I'd recommend a pattern like this:
^(?=.*[a-z])(?=.*[0-9])(?=.*[!##$])[A-Z]+[A-Za-z0-9!##$]{7,19}$
Where !##$ is a placeholder for whatever special characters you want to allow. Don't forget to escape special characters if necessary (\, ], ^ at the beginning of the character class, and- in the middle).
Using POSIX character classes, it might look like this:
^(?=.*[:lower:])(?=.*[:digit:])(?=.*[:punct:])[:upper:]+[[:alnum:][:punct:]]{7,19}$
Or using Unicode character classes, it might look like this:
^(?=.*[\p{Ll}])(?=.*\d)(?=.*[\p{P}\p{S}])[\p{Lu}]+[\p{L}\d\p{P}\p{S}]{7,19}$
Note: each of these considers a different set of 'special characters', so they aren't identical to the first pattern.
The following should work:
^(?=.*[a-z])(?=.*[0-9])(?=.*[^a-zA-Z0-9])[A-Z].{7,19}$
I removed the (?=.*[A-Z]) because the requirement that you must start with an uppercase character already covers that. I added (?=.*[^a-zA-Z0-9]) for the special characters, this will only match if there is at least one character that is not a letter or a digit. I also tweaked the length checking a little bit, the first step here was to remove the + after the [A-Z] so that we know exactly one character has been matched so far, and then changing the .{8,20} to .{7,19} (we can only match between 7 and 19 more characters if we already matched 1).

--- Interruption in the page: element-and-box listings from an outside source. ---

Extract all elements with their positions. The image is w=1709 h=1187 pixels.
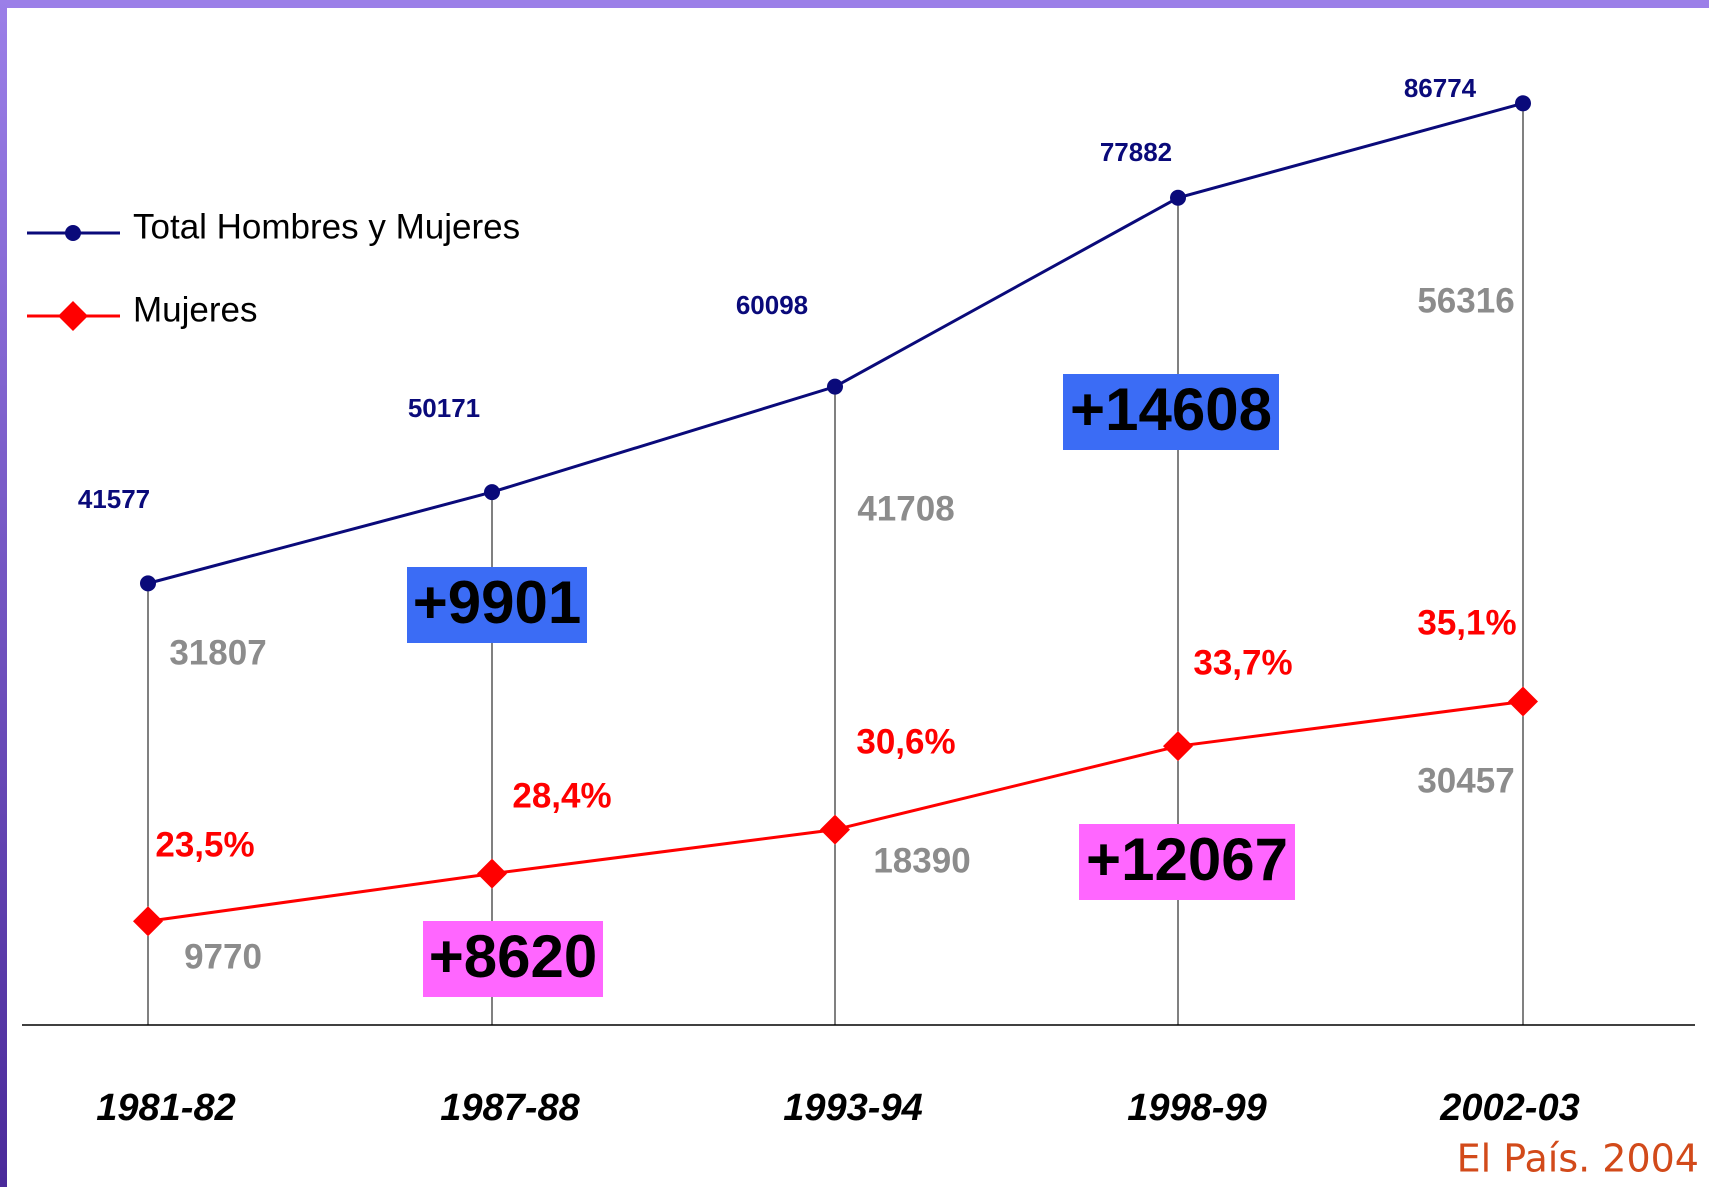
data-label: 41577	[78, 484, 150, 514]
top-border	[0, 0, 1709, 8]
source: El País. 2004	[1457, 1137, 1699, 1181]
count-label: 9770	[184, 937, 262, 976]
share-label: 35,1%	[1417, 603, 1516, 642]
legend-label: Total Hombres y Mujeres	[133, 207, 520, 246]
count-label: 41708	[857, 489, 954, 528]
legend-label: Mujeres	[133, 290, 257, 329]
x-tick-label: 1981-82	[96, 1087, 235, 1129]
increment-label: +14608	[1070, 376, 1272, 443]
point	[65, 225, 81, 241]
data-label: 50171	[408, 393, 480, 423]
x-tick-label: 1987-88	[440, 1087, 580, 1129]
increment-box	[1079, 824, 1295, 900]
share-label: 23,5%	[155, 825, 254, 864]
point	[484, 484, 500, 501]
increment-label: +12067	[1086, 826, 1288, 893]
data-label: 86774	[1404, 73, 1477, 103]
data-label: 77882	[1100, 137, 1172, 167]
point	[477, 858, 507, 889]
increment-box	[1063, 374, 1279, 450]
share-label: 33,7%	[1193, 643, 1292, 682]
point	[133, 906, 163, 937]
share-label: 28,4%	[512, 776, 611, 815]
count-label: 31807	[169, 633, 266, 672]
count-label: 30457	[1417, 761, 1514, 800]
point	[1170, 189, 1186, 206]
point	[1515, 95, 1531, 112]
increment-label: +9901	[413, 569, 582, 636]
increment-label: +8620	[429, 923, 598, 990]
point	[58, 301, 88, 331]
point	[1508, 686, 1538, 717]
x-tick-label: 1993-94	[783, 1087, 922, 1129]
x-tick-label: 2002-03	[1439, 1087, 1579, 1129]
point	[140, 575, 156, 592]
x-tick-label: 1998-99	[1127, 1087, 1266, 1129]
count-label: 56316	[1417, 281, 1514, 320]
point	[1163, 731, 1193, 762]
increment-box	[423, 921, 603, 997]
point	[820, 814, 850, 845]
count-label: 18390	[873, 841, 970, 880]
share-label: 30,6%	[856, 722, 955, 761]
data-label: 60098	[736, 290, 808, 320]
point	[827, 378, 843, 395]
increment-box	[407, 567, 587, 643]
left-border	[0, 0, 7, 1187]
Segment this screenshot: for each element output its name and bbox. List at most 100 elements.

Well, here is how I would write it, if I had such requirements - excepting situations where it's absolutely not possible or practical, I prefer to break up complex regular expressions. Note that this is English-specific, so a Unicode or POSIX character class (where supported) may make more sense:
/^[A-Z]/ && /[a-z]/ && /[1-9]/ && /[whatever special]/ && ofCorrectLength(x)
That is, I would avoid trying to incorporate all the rules at once.